Boulez/Bartók : le coffret

À emporter, CD, Musique symphonique

Béla Bartók (1881-1945) : Quatre pièces pour orchestre Sz. 51 (op. 12) ; Concerto pour orchestre Sz. 116 ; Suite de danses Sz. 77 ; Deux images pour orchestre Sz 46 (op. 10) ; Images hongroises Sz. 97 ; Divertimento pour orchestre à cordes Sz. 113 ; Concertos pour piano et orchestre ; Concerto pour deux pianos, percussions et orchestre Sz. 115 ; Concertos pour violon et orchestre ; Concerto pour alto et orchestre (opus posthume) ; Le Château de Barbe-Bleue Sz. 48 ; Cantata Profana Sz. 94 ; Le Prince de Bois Sz. 60 (op. 13) ; Le Mandarin merveilleux, Sz. 73 ; Musique pour cordes, percussions et célesta, Sz. 106. Krystian Zimerman, Leif Ove Andsnes, Hélène Grimaud, Pierre-Laurent Aimard, Tamara Stefanovich, pianos ; Gil Shaham, Gidon Kremer, violon ; Yuri Bashmet, alto ; Jessye Normann, soprano ; John Aler, ténor ; László Polgár et John Tomlinson, barytons-basses. Chicago Symphony Chorus, direction : Margaret Hillis. Chicago Symphony Orchestra ; Berliner Philharmoniker ; London Symphony Orchestra, direction : Pierre Boulez. 1 coffret de 8 CD Deutsche Grammophon. Référence et code barre : 00289 477 8125. Notice de présentation en : anglais, allemand et français. Enregistré entre 1991 et 2008. Durée : 8h46

 

Selon la mode récente de la mise en coffret immédiate des intégrales terminées, DGG publie dans un petit boîtier cartonné la somme des enregistrements Bartók réalisés par entre 1991 et 2008. En dix-huit ans, le chef français a gravé l’essentiel des œuvres du compositeur à la tête des meilleurs orchestres du monde et avec des solistes les plus prestigieux ; c’est la « dream team » DGG au service de l’œuvre géniale d’un compositeur auquel Boulez a toujours été attaché. Dès un article rédigé en 1958 pour l’Encyclopédie de la musique, le sage de Montbrison plaçait le compositeur hongrois au sein des « cinq grands » du XXe siècle avec Stravinsky, Berg, Schœnberg et Webern. Boulez a toujours défendu avec énergie la musique de Bartók ; lors de sa première vie discographique, chez CBS, l’artiste avait déjà laissé des gravures importantes des grands opus du maître (dont un grandiose Mandarin merveilleux). Transféré chez DGG à l’orée des années 90, il a naturellement remis sur le métier ces pièces et étendu ses enregistrements aux pièces concertantes en ajoutant aux cycles connus différentes partitions plus méprisées.

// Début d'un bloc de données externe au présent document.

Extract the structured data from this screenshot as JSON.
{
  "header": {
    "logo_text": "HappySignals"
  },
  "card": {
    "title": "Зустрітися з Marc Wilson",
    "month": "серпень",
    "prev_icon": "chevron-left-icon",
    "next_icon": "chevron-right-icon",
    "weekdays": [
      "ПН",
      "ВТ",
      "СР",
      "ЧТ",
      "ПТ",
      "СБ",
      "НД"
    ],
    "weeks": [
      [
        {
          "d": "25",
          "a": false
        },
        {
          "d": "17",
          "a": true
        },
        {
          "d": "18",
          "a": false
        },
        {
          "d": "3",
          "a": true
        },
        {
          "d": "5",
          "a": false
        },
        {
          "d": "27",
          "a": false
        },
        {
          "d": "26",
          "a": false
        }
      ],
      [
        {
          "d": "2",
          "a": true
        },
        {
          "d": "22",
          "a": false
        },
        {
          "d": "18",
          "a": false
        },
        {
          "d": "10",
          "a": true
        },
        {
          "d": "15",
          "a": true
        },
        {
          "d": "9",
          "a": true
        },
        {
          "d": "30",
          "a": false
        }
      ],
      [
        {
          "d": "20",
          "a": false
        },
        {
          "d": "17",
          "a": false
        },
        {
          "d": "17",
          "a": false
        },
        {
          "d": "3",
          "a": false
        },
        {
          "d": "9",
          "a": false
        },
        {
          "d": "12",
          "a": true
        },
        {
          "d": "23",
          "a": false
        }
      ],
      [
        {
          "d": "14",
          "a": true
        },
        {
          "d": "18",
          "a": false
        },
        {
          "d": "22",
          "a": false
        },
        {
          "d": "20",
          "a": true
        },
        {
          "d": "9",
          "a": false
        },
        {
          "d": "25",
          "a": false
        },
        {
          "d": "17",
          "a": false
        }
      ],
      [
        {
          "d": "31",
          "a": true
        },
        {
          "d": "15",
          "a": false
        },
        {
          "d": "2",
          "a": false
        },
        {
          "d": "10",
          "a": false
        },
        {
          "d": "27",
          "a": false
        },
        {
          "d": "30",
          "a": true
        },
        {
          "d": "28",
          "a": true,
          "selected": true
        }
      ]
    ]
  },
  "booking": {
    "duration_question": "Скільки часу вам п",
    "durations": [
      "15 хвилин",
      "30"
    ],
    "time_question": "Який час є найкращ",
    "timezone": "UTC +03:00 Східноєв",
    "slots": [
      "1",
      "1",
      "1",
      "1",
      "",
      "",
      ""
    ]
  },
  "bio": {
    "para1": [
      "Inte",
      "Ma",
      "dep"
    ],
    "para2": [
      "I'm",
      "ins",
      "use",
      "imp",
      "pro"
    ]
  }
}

La valeur artistique de cette entreprise repose sur la vision de Boulez dont le côté radiographique convient exceptionnellement bien tous les aspects de la musique de Bartók. La beauté plastique et la précision des orchestres dirigés ainsi que la restitution plantureuse des prises de son font de cette somme un incontournable. Certaines gravures comme la Musique pour cordes, percussions et célesta, le Prince de Bois, le Divertimento, la Cantata profana, les Quatre pièces pour orchestre n’ont pas d’équivalent et restent des références absolues.

Techniquement et artistiquement, cette somme n’a pas d’équivalent, si ce n’est le coffret Philips par Iván Fischer et son Orchestre du Festival de Budapest (mais qui regroupe bien moins d’œuvres). La seule autre intégrale concurrente fut réalisée, il y a fort longtemps chez Hungaroton, mais les orchestres et la prise de son ne peuvent pas rivaliser.